A group of Southern women masters rowers took their skills overseas in November to tackle the Head of the Yarra race in Melbourne.
Jacqui van Dam, Cecilia Russell, Katrina Allan, and Virginia Sweney teamed up with their original coxswain Paula Burke from back in high school, to enter their first international race.
Being an 8+ squad race they then imported Bridget McArthur from North End in Dunedin, Robyn Cameron from Port Chalmers, Maude O’Connell from Cromwell and Amanda Puddle from Cambridge for the 8km race.
The iconic regatta that has been going since 1956, was very technical and featured many corners and bridges that the coxswain’s had to negotiate.
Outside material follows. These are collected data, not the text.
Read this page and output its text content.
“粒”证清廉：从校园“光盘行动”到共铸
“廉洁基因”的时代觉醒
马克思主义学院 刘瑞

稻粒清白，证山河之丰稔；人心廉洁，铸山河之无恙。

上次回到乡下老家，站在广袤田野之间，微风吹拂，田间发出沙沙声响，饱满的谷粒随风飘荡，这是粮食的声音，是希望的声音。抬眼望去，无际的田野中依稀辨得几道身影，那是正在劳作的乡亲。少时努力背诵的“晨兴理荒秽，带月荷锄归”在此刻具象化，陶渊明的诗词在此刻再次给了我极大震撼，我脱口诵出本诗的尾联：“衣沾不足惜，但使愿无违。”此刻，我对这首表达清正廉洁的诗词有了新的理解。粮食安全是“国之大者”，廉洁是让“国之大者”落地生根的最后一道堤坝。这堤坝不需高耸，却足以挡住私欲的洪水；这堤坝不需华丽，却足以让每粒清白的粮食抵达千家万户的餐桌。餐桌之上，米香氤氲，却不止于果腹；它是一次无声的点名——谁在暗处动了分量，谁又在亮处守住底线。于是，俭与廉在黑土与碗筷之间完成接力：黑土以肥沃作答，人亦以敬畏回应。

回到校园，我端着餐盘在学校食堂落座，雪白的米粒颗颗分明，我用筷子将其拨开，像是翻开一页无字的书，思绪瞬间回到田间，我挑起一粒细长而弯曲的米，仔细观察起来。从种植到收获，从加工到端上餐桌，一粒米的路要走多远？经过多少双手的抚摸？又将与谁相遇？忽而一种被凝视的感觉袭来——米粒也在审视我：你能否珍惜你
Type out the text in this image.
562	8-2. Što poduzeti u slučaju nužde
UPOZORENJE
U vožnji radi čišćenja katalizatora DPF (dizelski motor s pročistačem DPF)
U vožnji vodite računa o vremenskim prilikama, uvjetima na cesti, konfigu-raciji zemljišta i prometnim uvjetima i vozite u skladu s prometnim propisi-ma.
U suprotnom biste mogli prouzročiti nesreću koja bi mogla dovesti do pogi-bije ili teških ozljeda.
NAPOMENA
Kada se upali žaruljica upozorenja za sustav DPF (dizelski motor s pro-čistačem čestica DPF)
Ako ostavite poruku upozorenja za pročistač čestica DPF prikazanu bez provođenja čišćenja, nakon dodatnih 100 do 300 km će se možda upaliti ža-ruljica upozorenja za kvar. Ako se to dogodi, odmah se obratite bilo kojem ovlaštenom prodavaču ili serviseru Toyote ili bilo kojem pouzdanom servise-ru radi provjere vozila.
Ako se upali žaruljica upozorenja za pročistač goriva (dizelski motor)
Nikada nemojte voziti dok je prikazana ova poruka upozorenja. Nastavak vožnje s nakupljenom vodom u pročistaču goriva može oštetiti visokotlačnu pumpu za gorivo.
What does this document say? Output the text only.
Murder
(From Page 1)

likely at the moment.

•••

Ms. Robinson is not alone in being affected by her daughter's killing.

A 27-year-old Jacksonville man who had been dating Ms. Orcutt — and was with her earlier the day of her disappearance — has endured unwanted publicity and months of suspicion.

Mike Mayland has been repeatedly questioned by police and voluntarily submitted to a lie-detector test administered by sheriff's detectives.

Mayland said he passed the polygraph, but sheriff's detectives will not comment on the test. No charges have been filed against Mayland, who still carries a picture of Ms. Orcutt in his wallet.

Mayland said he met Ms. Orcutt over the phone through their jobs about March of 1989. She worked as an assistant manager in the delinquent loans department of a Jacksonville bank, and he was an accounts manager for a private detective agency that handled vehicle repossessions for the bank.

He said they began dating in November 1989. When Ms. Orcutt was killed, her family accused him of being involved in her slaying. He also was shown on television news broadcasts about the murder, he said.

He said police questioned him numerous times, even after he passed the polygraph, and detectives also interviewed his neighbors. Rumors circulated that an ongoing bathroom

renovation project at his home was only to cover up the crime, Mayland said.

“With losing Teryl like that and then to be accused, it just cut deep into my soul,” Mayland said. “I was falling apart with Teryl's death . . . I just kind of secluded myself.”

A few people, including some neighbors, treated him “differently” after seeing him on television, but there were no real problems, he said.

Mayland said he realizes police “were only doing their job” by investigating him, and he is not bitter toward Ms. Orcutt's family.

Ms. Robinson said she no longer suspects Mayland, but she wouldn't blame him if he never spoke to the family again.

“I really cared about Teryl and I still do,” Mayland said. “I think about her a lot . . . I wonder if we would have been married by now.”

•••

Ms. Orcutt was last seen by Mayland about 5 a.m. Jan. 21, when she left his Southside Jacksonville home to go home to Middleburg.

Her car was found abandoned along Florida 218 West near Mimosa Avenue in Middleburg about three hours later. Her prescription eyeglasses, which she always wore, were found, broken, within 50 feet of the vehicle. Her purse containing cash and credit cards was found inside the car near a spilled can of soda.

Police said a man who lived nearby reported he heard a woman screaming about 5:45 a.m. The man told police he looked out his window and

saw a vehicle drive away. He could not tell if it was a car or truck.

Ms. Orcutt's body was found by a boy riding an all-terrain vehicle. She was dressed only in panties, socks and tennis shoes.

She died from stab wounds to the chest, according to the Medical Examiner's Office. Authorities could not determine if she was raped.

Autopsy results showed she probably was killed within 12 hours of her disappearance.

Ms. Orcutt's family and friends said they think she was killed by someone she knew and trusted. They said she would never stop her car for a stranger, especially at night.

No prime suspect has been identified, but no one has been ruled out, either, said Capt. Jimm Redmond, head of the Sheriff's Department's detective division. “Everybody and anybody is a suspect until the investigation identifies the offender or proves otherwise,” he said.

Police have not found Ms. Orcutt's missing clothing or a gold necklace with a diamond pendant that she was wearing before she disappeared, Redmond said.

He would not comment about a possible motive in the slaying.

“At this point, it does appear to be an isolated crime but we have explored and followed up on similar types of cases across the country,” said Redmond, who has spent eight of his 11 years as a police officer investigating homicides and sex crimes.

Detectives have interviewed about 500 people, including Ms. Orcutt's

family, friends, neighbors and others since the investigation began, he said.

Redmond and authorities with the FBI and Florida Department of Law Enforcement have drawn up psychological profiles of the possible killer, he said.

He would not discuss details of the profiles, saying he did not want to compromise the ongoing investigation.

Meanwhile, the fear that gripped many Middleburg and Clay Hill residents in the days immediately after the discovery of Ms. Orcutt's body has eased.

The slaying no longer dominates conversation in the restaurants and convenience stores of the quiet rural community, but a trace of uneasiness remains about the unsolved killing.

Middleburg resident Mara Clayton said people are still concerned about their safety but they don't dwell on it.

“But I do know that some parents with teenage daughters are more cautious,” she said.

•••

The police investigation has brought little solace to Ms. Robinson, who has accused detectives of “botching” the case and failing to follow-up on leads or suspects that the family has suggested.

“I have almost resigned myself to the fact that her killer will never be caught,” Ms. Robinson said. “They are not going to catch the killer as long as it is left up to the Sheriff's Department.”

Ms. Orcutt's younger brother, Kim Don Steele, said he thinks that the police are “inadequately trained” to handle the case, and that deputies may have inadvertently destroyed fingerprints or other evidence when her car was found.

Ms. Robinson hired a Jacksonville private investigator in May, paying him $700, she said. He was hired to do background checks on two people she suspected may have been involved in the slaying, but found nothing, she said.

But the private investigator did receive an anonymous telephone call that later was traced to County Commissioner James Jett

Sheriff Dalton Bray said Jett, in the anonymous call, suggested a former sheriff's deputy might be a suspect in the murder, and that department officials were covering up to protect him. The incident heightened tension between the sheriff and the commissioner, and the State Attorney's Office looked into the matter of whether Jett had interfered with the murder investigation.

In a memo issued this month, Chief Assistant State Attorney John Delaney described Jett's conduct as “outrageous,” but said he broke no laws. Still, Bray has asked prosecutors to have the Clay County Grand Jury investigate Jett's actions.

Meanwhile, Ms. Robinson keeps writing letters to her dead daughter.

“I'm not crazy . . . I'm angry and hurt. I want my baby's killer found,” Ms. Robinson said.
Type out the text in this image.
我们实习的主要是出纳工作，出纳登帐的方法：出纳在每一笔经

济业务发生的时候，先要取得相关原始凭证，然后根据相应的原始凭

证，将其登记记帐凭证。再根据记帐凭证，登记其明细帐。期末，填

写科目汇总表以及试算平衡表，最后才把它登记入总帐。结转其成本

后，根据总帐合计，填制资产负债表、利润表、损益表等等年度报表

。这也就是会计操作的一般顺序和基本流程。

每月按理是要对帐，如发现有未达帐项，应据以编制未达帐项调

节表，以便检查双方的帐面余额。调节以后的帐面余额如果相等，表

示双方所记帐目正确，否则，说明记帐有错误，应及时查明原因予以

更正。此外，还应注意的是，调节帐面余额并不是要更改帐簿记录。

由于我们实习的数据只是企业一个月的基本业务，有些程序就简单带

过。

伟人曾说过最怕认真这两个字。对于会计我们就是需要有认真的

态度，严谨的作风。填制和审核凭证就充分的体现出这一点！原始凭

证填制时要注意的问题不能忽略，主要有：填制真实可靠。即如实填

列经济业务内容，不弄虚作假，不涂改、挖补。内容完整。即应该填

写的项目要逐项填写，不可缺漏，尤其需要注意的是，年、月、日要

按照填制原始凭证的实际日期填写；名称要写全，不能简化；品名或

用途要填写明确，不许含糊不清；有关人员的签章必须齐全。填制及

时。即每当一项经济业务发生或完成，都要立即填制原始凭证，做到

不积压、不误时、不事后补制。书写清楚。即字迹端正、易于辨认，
“Our coxswain had the course all mapped well in advance and all the angles had to be worked out,” Jacqui said.
Entered into the E-age group with others in their 50s and 60s, they were racing against 19 other teams - which was the largest group in the competition.
Jacqui said they started off the race strong “and we were smashing it home,” even rowing past other boats in groups that left before them in the time trials.
Sitting in about 2nd place, and heading into the last 2.5kmm Paula had negotiated the last big bend and came out of it beautifully, but the pin on the rudder string popped and they lost their steering.
Having to steer the boat using body weight, they managed to pull up to a pontoon and were lucky not to crash in the process.
Using some kiwi ingenuity, they used a bungi cord as a temporary fix and found a gap on the river to re-enter the race again.
“We decided, right, we’re going to finish the race in style. We got the fire in our bellies,” she said.
Finishing the best they could, the group think they probably lost about 8-10 minutes with their breakdown. “We knew we were right up there.”
But Jacqui said there could have been many others reasons not to finish - about 60 competitors were treated for heat stroke, and the main races which catered for the elite younger rowers were cancelled because of the heat wave.
They’ll probably be back, “we’ve got unfinished business here,” she said.
There’s also other rowing events in the pipeline over the next year, including the New Zealand Masters in September 2025.
“We’ve got a real taste of international events now.” She said the Head of the Charles in Boston was another favourite on their list - and slightly shorter, being only 5km.
“We’d quite like to get to that at some stage.”
Jacqui said the camaraderie within their group was what kept them going strong, and it was nice to also have other people comment on how well they all got on together.
“It was so cool to be away with a real neat group of people.”